This paper will have nothing to say about typology so that we can concentrate on within-language mismatches. For example, the inflectional morphology of a single language typically shows general default patterns which apply to most words, but exceptional patterns which override these for certain irregular words. I shall try to show in this paper that DI extends well beyond morphology, and can be applied (I shall claim) to every known type of within-language mismatch. Indeed, I shall go further and claim not only that DI is suitable for every kind of mismatch, but that no other kind of logic should be used even if others can be made to fit the facts. I shall now try to justify this exclusive position.
Suppose some mismatch pattern in a language can be explained either in terms of DI or in some other way, such as by a set of basic patterns and a procedure for changing them. For example, we might imagine a procedure which defines the normal morphological pattern for plural nouns (stem + {Z}), which when applied to goose gives gooses, combined with a procedure for changing gooses into geese. The claim of this paper is that we should prefer the explanation in terms of DI unless there are strong empirical reasons for preferring the other (a situation which, I guess, never arises). Why should we always prefer the default-inheritance explanation? Here are some reasons.
· DI is psychologically plausible, because we have good reasons for believing that it is part of our general cognition. (How else could we cope with three-legged cats?) An explanation which uses machinery which is already available within cognition is better than one which invokes new kinds of machinery.

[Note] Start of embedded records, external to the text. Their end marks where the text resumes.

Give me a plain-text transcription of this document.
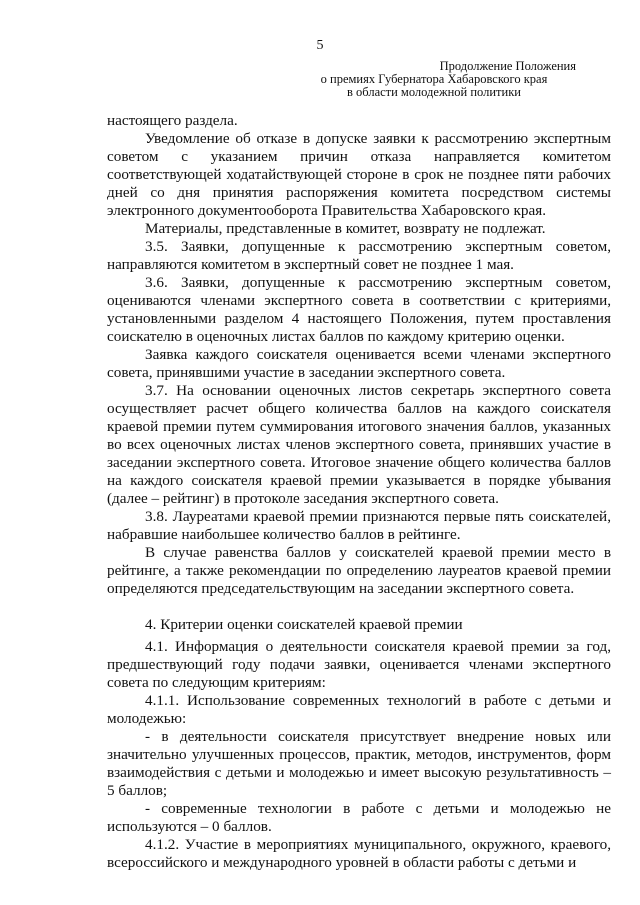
5
Продолжение Положения
о премиях Губернатора Хабаровского края
в области молодежной политики

настоящего раздела.

Уведомление об отказе в допуске заявки к рассмотрению экспертным советом с указанием причин отказа направляется комитетом соответствующей ходатайствующей стороне в срок не позднее пяти рабочих дней со дня принятия распоряжения комитета посредством системы электронного документооборота Правительства Хабаровского края.

Материалы, представленные в комитет, возврату не подлежат.

3.5. Заявки, допущенные к рассмотрению экспертным советом, направляются комитетом в экспертный совет не позднее 1 мая.

3.6. Заявки, допущенные к рассмотрению экспертным советом, оцениваются членами экспертного совета в соответствии с критериями, установленными разделом 4 настоящего Положения, путем проставления соискателю в оценочных листах баллов по каждому критерию оценки.

Заявка каждого соискателя оценивается всеми членами экспертного совета, принявшими участие в заседании экспертного совета.

3.7. На основании оценочных листов секретарь экспертного совета осуществляет расчет общего количества баллов на каждого соискателя краевой премии путем суммирования итогового значения баллов, указанных во всех оценочных листах членов экспертного совета, принявших участие в заседании экспертного совета. Итоговое значение общего количества баллов на каждого соискателя краевой премии указывается в порядке убывания (далее – рейтинг) в протоколе заседания экспертного совета.

3.8. Лауреатами краевой премии признаются первые пять соискателей, набравшие наибольшее количество баллов в рейтинге.

В случае равенства баллов у соискателей краевой премии место в рейтинге, а также рекомендации по определению лауреатов краевой премии определяются председательствующим на заседании экспертного совета.

4. Критерии оценки соискателей краевой премии

4.1. Информация о деятельности соискателя краевой премии за год, предшествующий году подачи заявки, оценивается членами экспертного совета по следующим критериям:

4.1.1. Использование современных технологий в работе с детьми и молодежью:

- в деятельности соискателя присутствует внедрение новых или значительно улучшенных процессов, практик, методов, инструментов, форм взаимодействия с детьми и молодежью и имеет высокую результативность – 5 баллов;

- современные технологии в работе с детьми и молодежью не используются – 0 баллов.

4.1.2. Участие в мероприятиях муниципального, окружного, краевого, всероссийского и международного уровней в области работы с детьми и
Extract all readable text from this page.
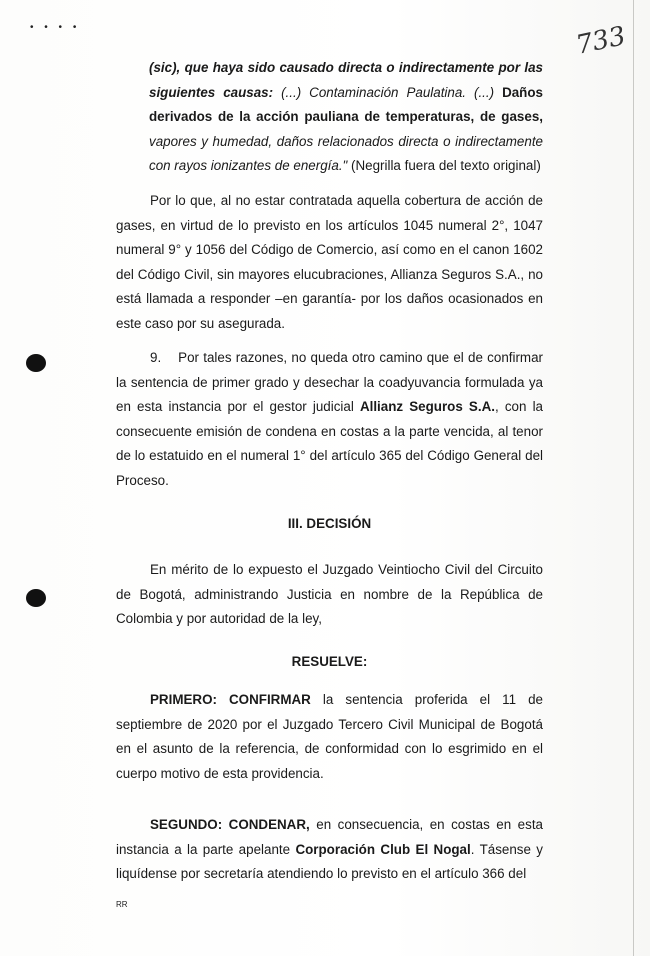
• • • •	733
(sic), que haya sido causado directa o indirectamente por las siguientes causas: (...) Contaminación Paulatina. (...) Daños derivados de la acción pauliana de temperaturas, de gases, vapores y humedad, daños relacionados directa o indirectamente con rayos ionizantes de energía." (Negrilla fuera del texto original)
Por lo que, al no estar contratada aquella cobertura de acción de gases, en virtud de lo previsto en los artículos 1045 numeral 2°, 1047 numeral 9° y 1056 del Código de Comercio, así como en el canon 1602 del Código Civil, sin mayores elucubraciones, Allianza Seguros S.A., no está llamada a responder –en garantía- por los daños ocasionados en este caso por su asegurada.
9. Por tales razones, no queda otro camino que el de confirmar la sentencia de primer grado y desechar la coadyuvancia formulada ya en esta instancia por el gestor judicial Allianz Seguros S.A., con la consecuente emisión de condena en costas a la parte vencida, al tenor de lo estatuido en el numeral 1° del artículo 365 del Código General del Proceso.
III. DECISIÓN
En mérito de lo expuesto el Juzgado Veintiocho Civil del Circuito de Bogotá, administrando Justicia en nombre de la República de Colombia y por autoridad de la ley,
RESUELVE:
PRIMERO: CONFIRMAR la sentencia proferida el 11 de septiembre de 2020 por el Juzgado Tercero Civil Municipal de Bogotá en el asunto de la referencia, de conformidad con lo esgrimido en el cuerpo motivo de esta providencia.
SEGUNDO: CONDENAR, en consecuencia, en costas en esta instancia a la parte apelante Corporación Club El Nogal. Tásense y liquídense por secretaría atendiendo lo previsto en el artículo 366 del
RR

· DI fits all kinds of mismatch within language, rather than just one kind (e.g. inflectional morphology), so it again provides a more general explanation than alternatives which are restricted to a single area.
· DI is compatible with a purely declarative database - a database consisting of 'static' facts such as "Cats have four legs" or "The plural form consists of the stem followed by {Z}" - whereas alternatives involve procedures such as "If you need the plural form, add {Z} to the stem". Most linguists believe that language must be declarative because we use it for hearing as well as for speaking.
· DI is logically 'clean', in spite of widespread doubts which we shall consider in the next section.
· DI is a formalisation of traditional 'common-sense' accounts of language patterns which go back over two thousand years, so we need strong reasons for rejecting it in favour of a different logic.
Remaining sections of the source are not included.